The U.S. Department of Agriculture (USDA) has released a new report, “Brazil’s Agricultural Land Use and Trade: Effects of Changes in Oil Prices and Ethanol Demand“. The study looked at the issue of land-use changes in Brazil as westward expansion of agriculture, especially in the Cerrados Savannah region, continues in an effort to grow more food and produce more fuels such as ethanol, and meet expanding needs of sugarcane.
Authors Constanza Valdes, Kim Hjort and Ralph Seeley also looked at the link between the demand for ethanol and petroleum and how oil prices can affect production and land-use decisions for ethanol feedstocks, and other ag commodities. Ultimately, this study examined how longrun changes in oil prices could affect Brazilian ethanol production and resulting cropping patterns. It also considered the implications for world agricultural markets.
The study examined the effects of two oil-price scenarios—sustained high prices and sustained low prices from 2015 to 2024—on Brazilian agricultural land use. A reference scenario is based on the assumptions in USDA’s Agricultural Projections to 2024.
In the high-priced scenario: In this scenario, the oil price rises 40 percent above the reference, or baseline, price in 2015, followed by another 7-percent increase in 2016 and small changes relative to the baseline price thereafter through 2024 (for a sustained average increase of 45 percent above the base price). With increasing oil prices, the demand for ethanol increases relative to that for gasoline, raising the price of ethanol and creating incentives to increase production.

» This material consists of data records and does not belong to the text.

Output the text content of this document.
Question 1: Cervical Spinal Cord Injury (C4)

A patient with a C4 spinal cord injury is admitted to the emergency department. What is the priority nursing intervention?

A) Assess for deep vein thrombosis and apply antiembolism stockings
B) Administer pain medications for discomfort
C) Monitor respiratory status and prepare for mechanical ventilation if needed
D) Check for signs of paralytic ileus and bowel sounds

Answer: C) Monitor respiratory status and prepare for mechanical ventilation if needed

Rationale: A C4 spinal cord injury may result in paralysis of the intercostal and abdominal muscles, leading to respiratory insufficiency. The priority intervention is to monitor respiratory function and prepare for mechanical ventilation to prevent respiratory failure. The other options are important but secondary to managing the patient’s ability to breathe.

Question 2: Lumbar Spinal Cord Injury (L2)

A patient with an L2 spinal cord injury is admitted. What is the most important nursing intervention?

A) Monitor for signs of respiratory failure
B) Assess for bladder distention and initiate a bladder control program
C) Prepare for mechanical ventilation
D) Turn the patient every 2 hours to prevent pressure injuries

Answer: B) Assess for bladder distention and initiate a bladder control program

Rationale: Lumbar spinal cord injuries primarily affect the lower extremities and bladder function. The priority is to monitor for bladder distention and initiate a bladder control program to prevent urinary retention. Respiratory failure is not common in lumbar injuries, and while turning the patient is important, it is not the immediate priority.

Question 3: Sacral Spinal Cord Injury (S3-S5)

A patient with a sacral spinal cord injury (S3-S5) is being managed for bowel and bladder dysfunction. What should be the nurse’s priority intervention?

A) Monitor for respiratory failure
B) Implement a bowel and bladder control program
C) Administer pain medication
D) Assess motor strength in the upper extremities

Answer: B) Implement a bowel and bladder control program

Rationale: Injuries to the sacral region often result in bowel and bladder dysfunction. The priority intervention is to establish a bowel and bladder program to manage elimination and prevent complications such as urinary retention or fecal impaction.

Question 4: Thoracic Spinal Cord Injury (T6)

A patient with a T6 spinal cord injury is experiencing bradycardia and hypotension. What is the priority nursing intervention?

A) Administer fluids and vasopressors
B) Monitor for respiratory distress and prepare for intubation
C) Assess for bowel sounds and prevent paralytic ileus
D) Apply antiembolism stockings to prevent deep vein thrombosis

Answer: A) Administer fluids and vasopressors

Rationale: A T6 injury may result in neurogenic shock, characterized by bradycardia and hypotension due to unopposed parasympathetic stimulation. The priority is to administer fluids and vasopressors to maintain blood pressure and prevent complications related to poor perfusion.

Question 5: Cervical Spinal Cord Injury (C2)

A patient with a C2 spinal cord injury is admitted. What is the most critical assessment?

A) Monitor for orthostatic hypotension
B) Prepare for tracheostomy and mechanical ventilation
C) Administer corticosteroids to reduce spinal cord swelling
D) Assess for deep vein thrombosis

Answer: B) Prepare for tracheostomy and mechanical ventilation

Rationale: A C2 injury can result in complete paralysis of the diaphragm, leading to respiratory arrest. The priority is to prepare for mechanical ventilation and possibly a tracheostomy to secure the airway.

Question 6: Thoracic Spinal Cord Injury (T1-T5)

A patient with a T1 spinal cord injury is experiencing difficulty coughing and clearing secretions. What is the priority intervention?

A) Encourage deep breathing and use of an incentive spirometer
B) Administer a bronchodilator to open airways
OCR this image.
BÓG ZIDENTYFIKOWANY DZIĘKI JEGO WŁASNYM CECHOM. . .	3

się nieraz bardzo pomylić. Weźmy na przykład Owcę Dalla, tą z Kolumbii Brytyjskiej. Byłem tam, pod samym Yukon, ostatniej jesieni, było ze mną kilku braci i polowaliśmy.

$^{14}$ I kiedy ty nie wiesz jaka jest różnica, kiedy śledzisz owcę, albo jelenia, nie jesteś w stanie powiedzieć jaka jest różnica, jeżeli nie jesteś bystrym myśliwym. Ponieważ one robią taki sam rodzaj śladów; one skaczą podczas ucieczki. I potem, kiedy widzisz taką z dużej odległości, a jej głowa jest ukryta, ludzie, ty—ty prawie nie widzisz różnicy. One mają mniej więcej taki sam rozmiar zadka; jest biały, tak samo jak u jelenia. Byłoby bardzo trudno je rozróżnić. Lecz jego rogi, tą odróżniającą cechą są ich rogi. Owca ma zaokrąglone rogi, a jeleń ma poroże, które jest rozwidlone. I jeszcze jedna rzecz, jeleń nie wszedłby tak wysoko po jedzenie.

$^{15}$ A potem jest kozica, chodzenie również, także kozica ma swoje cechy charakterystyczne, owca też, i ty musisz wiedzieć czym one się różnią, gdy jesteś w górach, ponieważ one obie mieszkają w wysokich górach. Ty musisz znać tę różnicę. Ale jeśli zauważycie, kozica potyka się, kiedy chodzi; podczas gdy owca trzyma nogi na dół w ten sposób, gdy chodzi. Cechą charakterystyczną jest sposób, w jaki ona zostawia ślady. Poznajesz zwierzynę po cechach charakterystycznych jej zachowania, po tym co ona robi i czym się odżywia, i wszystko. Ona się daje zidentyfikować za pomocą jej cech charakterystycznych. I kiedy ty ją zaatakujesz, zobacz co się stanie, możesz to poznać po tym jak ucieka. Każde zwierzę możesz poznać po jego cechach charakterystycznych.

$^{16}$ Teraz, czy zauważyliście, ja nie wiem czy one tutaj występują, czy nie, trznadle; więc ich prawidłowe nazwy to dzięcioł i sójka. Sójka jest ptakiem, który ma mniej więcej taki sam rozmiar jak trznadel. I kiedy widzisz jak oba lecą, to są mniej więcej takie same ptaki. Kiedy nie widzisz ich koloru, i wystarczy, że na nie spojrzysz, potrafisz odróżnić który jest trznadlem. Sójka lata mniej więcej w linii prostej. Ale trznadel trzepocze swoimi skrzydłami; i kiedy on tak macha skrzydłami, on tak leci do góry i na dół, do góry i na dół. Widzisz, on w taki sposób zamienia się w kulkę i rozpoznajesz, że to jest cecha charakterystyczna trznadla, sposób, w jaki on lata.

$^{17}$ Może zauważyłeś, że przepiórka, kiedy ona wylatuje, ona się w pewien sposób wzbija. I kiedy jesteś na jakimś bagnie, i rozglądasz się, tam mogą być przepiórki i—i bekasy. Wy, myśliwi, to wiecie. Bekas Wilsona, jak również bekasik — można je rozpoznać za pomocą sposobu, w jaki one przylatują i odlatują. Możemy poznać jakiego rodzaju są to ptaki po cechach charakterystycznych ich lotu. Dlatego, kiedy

In the low-priced scenario: In this scenario, the oil price decreases 18 percent below the reference price in 2015, followed by 6-percent declines over the next 2 years and a 1-percent annual decline thereafter through 2024. A sustained fall in oil prices would be expected to trigger a drop in demand for ethanol as well as a drop in prices for agricultural inputs (energy, fertilizer, etc.). In this scenario, ethanol use in Brazil falls by an average of 16 percent annually in 2015-24.